I gave some examples of ideas which were, at best, unproven. We discussed aluminium then I asked about the evidence that electromagnetism caused clotting. This, for some reason, seemed to upset JPG1.
However, we did eventually get the reference to the YouTube video from owly.
For the record, I 'use' TP (a normal usage of the word, BTW, that he chooses to make an issue of) both to get support and advice myself (and it's very helpful at a practiical level) and to discuss questions and ideas which might be helpful to me as a carer and possibly to others.

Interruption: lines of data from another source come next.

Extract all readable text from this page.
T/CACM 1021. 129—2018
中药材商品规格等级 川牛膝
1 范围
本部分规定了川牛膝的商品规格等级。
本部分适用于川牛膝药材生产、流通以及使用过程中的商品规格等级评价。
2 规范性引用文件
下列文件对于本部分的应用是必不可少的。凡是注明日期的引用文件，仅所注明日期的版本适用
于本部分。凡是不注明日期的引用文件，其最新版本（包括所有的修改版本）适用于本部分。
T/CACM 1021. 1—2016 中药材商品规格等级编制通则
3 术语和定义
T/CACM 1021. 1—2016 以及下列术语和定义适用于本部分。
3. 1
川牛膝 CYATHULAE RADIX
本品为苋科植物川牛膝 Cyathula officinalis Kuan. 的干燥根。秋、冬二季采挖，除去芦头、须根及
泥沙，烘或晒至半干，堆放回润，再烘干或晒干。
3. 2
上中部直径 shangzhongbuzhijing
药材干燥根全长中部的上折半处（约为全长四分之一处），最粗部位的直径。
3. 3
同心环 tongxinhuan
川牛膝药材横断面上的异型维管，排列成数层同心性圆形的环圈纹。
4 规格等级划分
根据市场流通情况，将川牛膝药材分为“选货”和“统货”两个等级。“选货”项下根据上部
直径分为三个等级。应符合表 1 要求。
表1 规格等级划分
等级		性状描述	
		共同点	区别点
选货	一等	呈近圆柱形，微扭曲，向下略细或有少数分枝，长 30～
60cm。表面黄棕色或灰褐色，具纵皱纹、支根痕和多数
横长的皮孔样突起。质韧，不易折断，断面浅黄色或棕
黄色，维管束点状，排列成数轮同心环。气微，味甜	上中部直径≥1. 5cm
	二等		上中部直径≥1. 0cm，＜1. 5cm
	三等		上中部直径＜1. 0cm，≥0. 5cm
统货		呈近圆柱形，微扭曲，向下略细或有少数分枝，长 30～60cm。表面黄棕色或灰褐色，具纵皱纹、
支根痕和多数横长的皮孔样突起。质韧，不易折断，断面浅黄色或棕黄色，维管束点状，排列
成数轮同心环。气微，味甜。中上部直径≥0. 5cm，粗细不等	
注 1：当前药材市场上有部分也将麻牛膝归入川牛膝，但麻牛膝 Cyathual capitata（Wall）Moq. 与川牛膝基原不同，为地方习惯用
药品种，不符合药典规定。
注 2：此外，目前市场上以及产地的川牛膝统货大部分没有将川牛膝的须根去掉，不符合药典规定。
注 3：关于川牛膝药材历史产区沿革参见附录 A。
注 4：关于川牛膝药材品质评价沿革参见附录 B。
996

It worries me, particularly when people first find the forums, that some users quickly rush in with statements that are unproven or untrue. They sometimes write with an unwarranted certainty and this in itself might mislead people who are new to the conditions we are concerned with so I sometimes ask people to provide their evidence or I suggest a qualification.
It's simply not good enough to say that anything that anyone wants to say about the nature of the diseases or the way to treatment, based on their own experience or not, should automatically go unchallenged which is what JPG1 appears to be saying.
Some of the things posted on here can cause unnecessary alarm and anxiety and I when I see them I sometimes point this out. I'll continue to do so. As I've said before, carers have enough legitimate anxieties.